Preparing for Worship – Jeff Brummel.
We followers of Jesus sing. Singing together, whether in a choir or as a congregation, is a unique activity steeped in tradition throughout history and across many cultures.
We have lovely choirs that adorn our worship service. But we also have the greatest choir there is — you. Congregational singing permeates the accounts of historical worship found in the Bible. We’ve been encouraged to sing together with psalms, hymns and spiritual songs.
In the early 1800s, Lowell Mason, the father of American music education, created singing schools to bolster community song. Also, from early American church music sprung the tradition of shaped-note singing, in which people sat in four sections of soprano, alto, tenor and bass to sing hymns, first using solfège (do, re, mi, etc.) to learn the notes, and then with the text.
The history is plentiful and interesting, but why do we sing?
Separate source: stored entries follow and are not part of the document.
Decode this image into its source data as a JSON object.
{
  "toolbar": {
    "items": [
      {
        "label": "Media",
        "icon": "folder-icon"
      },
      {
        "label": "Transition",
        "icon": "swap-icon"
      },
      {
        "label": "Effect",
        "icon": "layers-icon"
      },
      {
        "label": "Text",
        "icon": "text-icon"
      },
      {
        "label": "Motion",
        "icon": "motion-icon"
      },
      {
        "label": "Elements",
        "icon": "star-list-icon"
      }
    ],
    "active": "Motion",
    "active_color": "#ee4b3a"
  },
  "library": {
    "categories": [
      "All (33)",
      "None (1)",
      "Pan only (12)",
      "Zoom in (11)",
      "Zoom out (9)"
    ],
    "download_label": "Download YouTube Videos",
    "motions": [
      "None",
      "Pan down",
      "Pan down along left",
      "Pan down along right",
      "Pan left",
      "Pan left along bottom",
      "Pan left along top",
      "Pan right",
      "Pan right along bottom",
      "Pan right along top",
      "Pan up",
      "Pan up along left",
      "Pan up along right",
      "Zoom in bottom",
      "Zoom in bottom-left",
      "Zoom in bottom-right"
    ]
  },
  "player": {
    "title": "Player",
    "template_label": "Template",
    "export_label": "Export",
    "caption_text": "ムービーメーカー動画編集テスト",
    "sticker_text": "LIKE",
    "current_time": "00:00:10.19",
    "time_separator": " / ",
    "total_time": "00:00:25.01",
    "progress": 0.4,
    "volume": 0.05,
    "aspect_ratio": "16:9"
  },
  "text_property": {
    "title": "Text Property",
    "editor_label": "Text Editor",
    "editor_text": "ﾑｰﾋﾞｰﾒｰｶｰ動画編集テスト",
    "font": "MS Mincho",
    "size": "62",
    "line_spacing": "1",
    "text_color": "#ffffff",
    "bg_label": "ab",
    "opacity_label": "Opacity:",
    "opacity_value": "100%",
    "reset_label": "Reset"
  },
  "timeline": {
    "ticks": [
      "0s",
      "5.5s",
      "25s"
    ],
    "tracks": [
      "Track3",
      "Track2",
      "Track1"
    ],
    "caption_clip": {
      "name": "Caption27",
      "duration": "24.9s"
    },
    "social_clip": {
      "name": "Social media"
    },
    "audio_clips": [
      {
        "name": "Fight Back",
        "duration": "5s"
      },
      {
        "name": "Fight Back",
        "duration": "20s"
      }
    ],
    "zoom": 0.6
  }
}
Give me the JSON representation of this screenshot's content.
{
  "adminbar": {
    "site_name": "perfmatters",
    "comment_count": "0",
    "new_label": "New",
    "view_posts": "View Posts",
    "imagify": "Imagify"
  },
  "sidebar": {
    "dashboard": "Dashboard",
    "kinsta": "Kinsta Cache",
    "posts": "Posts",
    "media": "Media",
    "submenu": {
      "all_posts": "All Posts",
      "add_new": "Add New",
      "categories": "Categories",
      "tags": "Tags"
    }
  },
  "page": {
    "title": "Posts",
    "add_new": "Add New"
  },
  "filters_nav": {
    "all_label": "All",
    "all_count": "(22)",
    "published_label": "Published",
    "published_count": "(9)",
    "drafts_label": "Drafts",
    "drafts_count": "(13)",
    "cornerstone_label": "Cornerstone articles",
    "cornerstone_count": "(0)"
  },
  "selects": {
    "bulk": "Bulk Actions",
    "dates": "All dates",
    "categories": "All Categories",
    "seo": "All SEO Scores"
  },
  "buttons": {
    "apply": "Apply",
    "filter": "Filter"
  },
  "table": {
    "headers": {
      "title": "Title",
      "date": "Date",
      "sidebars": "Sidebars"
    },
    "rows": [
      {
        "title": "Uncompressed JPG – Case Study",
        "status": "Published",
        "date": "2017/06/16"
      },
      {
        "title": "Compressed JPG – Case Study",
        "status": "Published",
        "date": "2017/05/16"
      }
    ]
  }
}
For David, music was a balm to the soul as he played his harp to sooth Saul. We know that when Jesus finished his last meal, the gathered disciples sang “the hymn” and went out. The word “the” is interesting, as the definite article suggests some form of liturgical practice in this particular moment of communal worship.
In today’s call to worship, the text expresses exactly why we sing: “When we lift our song, it is indeed time for amazing wonders. We feel God’s holy presence as we sing.” I feel the most important word here is “we,” for as we gather in worship there is a great mysterious transformation from you and me to we. As we sing this mystic harmony, we together form the body of Christ, and indeed there are amazing wonders to behold.
I feel music represents the Holy Spirit in our worship services. True, the tune and text may be hundreds of years old and steeped in rich history, but when we sing, it is always new. The sound is always now, in the moment, never to be heard again.
How incredible it is when we sing together and experience the Spirit of God moving among us. And this is only possible when two or more are gathered to sing. Now, as we worship together: “Lord of all to thee we raise this our hymn of grateful praise.”